No one knew how old the original fortress was, though legend said that it had defied the armies of Sikundar Dulkhan (Alexander the Great) when that young conqueror swooped down into India from the passes of the north. But a substantial part of the present citadel had been built in the early years of the fifteenth century, by a robber chieftain who required an impregnable stronghold from which he and his followers could sally out to raid the fertile lands beyond the river, and retreat to in time of trouble. In those days it had been known as the
Kala Kila
, the ‘Black Fort’, not on account of its colour – for it had been built of the same harsh grey stone that formed the towering outcrop of rock upon which it stood – but in reference to its reputation, which was of the darkest. Later, when the territory had fallen to a Rajput adventurer, it had been considerably enlarged, and his son, who built the walled city on the plain below and became the first Rajah of Gulkote, had transformed the
Kala Kila
into a vast, ornately decorated royal residence which on account of its lofty position he re-named the Hawa Mahal – the ‘Palace of the Winds’.
It was here that the present Rajah lived in dilapidated splendour in a maze of rooms furnished with Persian carpets, dusty hangings shimmering with gold embroidery, and ornaments of jade or beaten silver, set with rubies and raw turquoise. Here too, in the Queen's rooms of the Zenana Quarters beyond the pierced wooden screens that separated the Hall of Audience from a garden full of fruit trees and roses, lived Janoo-Bai the Rani – her rival, the
Feringhi
-Rani, having died of a fever (though some said of poison) during the previous summer. And in a rabbit-warren of rooms that took up a whole wing of the palace, the little Yuveraj, known more familiarly by his ‘milk-name’ of Lalji, spent his days among the crowd of attendants, petty officials and hangers-on who had been assigned to his service by his father.
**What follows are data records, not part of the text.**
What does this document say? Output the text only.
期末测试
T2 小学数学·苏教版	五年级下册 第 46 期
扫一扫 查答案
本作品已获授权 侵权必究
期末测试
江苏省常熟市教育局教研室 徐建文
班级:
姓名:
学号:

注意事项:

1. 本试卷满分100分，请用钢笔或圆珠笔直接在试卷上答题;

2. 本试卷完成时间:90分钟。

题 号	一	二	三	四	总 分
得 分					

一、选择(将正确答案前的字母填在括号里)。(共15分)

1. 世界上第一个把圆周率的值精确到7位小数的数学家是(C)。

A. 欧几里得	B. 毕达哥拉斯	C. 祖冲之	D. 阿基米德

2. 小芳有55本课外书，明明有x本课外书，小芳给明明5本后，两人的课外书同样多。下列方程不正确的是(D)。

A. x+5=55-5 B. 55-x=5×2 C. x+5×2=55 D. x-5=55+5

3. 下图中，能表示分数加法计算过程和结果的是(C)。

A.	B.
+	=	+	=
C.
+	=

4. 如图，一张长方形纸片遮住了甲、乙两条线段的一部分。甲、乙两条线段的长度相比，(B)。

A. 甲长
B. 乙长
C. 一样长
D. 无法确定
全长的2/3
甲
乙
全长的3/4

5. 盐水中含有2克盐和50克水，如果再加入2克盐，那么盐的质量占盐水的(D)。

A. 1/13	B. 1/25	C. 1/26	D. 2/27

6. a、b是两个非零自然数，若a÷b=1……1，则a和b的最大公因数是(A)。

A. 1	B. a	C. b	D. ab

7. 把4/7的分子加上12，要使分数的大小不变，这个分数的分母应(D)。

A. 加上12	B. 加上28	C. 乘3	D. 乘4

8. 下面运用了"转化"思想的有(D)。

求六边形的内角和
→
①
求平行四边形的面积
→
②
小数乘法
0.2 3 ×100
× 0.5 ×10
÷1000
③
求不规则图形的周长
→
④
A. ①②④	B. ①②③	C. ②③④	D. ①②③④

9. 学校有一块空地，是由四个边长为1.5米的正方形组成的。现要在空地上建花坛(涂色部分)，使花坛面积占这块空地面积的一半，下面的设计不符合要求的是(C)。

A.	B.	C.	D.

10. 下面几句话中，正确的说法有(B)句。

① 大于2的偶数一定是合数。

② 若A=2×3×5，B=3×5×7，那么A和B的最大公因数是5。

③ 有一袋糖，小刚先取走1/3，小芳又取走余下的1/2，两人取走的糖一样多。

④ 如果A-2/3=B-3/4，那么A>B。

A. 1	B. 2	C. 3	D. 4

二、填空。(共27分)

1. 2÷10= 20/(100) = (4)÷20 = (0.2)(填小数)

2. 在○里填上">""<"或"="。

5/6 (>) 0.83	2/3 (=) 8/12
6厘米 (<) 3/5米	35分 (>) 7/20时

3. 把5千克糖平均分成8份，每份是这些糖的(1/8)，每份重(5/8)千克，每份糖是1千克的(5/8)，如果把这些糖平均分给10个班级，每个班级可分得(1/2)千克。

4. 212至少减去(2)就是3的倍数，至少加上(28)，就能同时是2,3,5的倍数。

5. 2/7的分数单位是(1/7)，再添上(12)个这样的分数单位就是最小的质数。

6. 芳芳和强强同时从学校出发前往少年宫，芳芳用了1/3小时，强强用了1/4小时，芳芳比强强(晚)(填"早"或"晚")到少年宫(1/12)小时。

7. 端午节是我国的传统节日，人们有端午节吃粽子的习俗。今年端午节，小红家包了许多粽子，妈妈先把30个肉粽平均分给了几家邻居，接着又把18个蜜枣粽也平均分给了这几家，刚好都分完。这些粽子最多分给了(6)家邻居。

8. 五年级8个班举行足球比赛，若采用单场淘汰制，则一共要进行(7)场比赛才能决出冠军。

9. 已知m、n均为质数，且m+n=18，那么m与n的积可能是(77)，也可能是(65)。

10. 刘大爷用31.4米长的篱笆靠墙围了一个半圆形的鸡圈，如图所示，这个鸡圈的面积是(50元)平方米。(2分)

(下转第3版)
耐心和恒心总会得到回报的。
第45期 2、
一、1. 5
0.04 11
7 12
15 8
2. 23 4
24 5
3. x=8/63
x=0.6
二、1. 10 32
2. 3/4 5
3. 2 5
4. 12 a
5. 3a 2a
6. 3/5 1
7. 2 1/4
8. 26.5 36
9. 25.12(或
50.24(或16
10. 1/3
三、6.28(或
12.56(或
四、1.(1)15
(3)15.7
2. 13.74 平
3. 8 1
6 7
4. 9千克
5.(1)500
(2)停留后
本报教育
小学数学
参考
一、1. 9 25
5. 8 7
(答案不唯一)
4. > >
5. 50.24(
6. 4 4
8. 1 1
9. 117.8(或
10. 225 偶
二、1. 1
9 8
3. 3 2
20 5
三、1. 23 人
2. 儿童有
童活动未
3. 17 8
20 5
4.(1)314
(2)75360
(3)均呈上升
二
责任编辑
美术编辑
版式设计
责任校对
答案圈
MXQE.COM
Led into his presence through a bewildering number of passages and antechambers, Ash found the heir of Gulkote seated cross-legged on a velvet cushion and engaged in teasing a ruffled cockatoo who looked to be as sour and out of temper as its tormentor. The glittering ceremonial dress of the previous day had been exchanged for tight muslin trousers and a plain linen
achkan
,
*
and in it he looked a good deal younger than he had appeared when mounted on a white stallion in the midst of the procession. Then, he had seemed every inch a prince – and the inches had been considerably increased by a sky-blue turban adorned by a tall aigrette and a flashing clasp of diamonds. But now he was only a small boy. A plump, pasty-faced child who could easily have been taken for two years younger than Ash instead of two years older, and who was not so much cross as frightened.
It was this last that dispelled Ash's awe and put him at his ease, because he too had on occasions taken refuge from fear in a show of ill-temper, and therefore recognized an emotion that was probably hidden from any of the bored adults in the room. It gave him a sudden fellow-feeling for this boy who would one day be Rajah of Gulkote. And an equally sudden urge to take his part against these undiscerning grown-ups who bowed so deferentially and spoke so soothingly in false, flattering voices, while their faces remained cold and sly.
They were not, thought Ash, eyeing them warily, a friendly-looking lot. They were all too fat and sleek and too pleased with themselves, and one of them, a richly dressed young dandy with a handsome dissolute face, who wore a single diamond earring dangling from one ear, was ostentatiously holding a scented handkerchief to his nose as though he feared that this brat from the city might have brought an odour of poverty and the stables with him. Ash looked away and made his bow before royalty, bending low with both hands to his forehead as the custom demanded, but now his gaze was both friendly and interested, and seeing this, the face of the Yuveraj lost some of its ill-temper.